The union Unison said the deal was a "disgrace" and that all surpluses should be used to pay off debts.
Circle's 10-year deal will see it assume the financial risks for running a hospital which was once labelled a "financial and clinical basket case".
However, details of how it could make a profit have been uncovered by the Health Service Journal.
If it succeeds in reversing the hospital's fortunes then the first £2m of any yearly surplus goes to Circle. It will then keep a quarter of any profits between £2m and £6m, and of third of those between £6m and £10m. All income above that level in any year will go towards paying the hospital's debts, currently £40m.
In order to pay off all of Hinchingbrooke's debts, it has been calculated that Circle would need generate a surplus of £70m over the 10-year contract - but this would vary depending on how much profitable income varies over those years.
Ali Parsa, the chief executive of Circle, said: "Projections in the bid process showed the potential losses facing Hinchingbrooke in the coming years could reach many tens of millions.
"We have been tasked to stop taxpayers losing this money. Our plan is not only to do this and make the hospital sustainable, but to turn it into one of the best district general hospitals in the country.

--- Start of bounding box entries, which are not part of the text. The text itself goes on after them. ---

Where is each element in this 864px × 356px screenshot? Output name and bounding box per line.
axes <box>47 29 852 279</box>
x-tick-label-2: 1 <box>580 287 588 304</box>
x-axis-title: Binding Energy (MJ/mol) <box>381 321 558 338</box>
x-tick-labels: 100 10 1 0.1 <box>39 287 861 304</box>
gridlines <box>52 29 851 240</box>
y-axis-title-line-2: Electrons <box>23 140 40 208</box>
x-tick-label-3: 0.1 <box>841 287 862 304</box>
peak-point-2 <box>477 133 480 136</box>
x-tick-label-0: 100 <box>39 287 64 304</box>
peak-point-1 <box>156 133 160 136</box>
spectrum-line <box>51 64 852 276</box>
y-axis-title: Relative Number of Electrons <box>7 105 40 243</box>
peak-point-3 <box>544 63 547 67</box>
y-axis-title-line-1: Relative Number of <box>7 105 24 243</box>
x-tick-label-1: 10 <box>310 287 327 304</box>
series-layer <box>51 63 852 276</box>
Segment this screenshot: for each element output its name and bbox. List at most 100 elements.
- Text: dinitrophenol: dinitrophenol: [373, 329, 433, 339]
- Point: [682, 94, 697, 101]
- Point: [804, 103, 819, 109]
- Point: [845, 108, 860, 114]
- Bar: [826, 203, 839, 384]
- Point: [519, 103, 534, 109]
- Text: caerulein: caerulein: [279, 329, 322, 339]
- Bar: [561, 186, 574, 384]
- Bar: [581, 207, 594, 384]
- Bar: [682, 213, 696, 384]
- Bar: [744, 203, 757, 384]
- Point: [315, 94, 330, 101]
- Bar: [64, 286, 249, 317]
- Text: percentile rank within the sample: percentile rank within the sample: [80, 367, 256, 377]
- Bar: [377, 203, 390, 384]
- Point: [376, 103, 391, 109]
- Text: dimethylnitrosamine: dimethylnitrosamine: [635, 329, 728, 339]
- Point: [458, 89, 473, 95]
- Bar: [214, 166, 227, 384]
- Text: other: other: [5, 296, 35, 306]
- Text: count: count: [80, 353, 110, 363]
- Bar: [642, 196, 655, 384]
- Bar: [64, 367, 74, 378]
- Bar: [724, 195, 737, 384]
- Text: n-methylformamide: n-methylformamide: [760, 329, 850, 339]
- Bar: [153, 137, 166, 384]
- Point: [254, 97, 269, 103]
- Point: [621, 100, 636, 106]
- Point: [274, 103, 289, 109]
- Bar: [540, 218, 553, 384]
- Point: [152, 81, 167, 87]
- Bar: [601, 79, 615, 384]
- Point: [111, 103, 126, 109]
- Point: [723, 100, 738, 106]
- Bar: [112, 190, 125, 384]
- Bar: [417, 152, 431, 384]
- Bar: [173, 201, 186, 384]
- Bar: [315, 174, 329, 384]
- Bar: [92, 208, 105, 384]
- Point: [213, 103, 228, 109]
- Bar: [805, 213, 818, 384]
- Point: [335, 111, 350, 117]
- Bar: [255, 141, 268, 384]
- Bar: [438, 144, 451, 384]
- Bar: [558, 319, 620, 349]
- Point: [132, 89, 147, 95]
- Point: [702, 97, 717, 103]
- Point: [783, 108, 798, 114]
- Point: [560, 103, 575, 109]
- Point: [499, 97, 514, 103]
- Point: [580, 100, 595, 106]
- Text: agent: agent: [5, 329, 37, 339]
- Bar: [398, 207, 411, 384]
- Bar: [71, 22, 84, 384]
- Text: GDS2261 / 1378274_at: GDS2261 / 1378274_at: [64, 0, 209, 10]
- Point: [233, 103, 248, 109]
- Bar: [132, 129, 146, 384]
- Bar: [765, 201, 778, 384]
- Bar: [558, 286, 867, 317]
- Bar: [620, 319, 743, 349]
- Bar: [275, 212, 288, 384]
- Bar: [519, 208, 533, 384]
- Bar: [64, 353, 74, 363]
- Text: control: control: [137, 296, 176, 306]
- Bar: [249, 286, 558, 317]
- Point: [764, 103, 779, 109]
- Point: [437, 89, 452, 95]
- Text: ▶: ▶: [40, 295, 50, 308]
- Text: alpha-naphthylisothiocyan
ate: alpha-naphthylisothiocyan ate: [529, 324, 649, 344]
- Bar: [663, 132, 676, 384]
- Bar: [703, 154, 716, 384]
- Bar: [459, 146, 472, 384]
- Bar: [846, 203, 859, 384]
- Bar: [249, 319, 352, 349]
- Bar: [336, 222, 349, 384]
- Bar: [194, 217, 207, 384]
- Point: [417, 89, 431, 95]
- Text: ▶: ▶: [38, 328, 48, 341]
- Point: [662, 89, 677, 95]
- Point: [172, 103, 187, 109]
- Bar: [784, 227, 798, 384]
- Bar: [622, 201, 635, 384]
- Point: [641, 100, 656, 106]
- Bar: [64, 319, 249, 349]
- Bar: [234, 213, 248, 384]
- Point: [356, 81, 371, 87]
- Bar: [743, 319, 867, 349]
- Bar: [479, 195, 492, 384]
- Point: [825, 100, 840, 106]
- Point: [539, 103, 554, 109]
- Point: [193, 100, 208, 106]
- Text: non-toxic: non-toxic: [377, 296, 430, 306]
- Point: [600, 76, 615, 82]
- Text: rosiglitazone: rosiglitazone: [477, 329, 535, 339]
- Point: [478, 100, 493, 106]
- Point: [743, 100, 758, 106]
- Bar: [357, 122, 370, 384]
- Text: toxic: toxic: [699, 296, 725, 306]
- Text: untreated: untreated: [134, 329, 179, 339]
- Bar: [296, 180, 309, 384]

"Only when we succeed in our ambitious goal will there be rewards to share fairly between our partnership, which includes Hinchingbrooke staff, our start-up backers and the local health economy.
"Circle has always reinvested profits back into building our partnership and services, and will continue to do so."
One of the architects of the deal, Dr Stephen Dunn from NHS Midlands and East, said that without this deal the hospital would be facing closure, cuts to services or be in need of a huge subsidy.
He told the BBC: "Circle will only take out a fee if the trust is in surplus. That is a major protection for the taxpayer, and we are confident there will be no compromise on quality and safety. We have mechanisms in place to ensure that Circle deliver on their plans and they will have to cover any deficits."
Christina McAnea, head of health at Unison, said Circle could "cream off nearly 50% of the hospital's surpluses" which would make it "virtually impossible to balance the books".
"This is a disgrace. Any surpluses should be going directly into improving patient care or paying off the hospital's debt, securing its future for local people - not ploughed into making company profits.
"Instead patients and staff are facing drastic cuts. The hospital was already struggling, but the creep in of the profit motive means cuts will now be even deeper. And it is patients and staff that will pay the price."
Prof John Appleby, from the King's Fund, said that in order to make money the hospital would would need to attract patients from other hospitals and the bigger question was: "Why should Hinchingbrooke continue to exist?"
He said: "If Circle do do this, some will see it as money flowing out of the NHS, but if the decision is to keep Hinchingbrooke then maybe it is worth paying the money."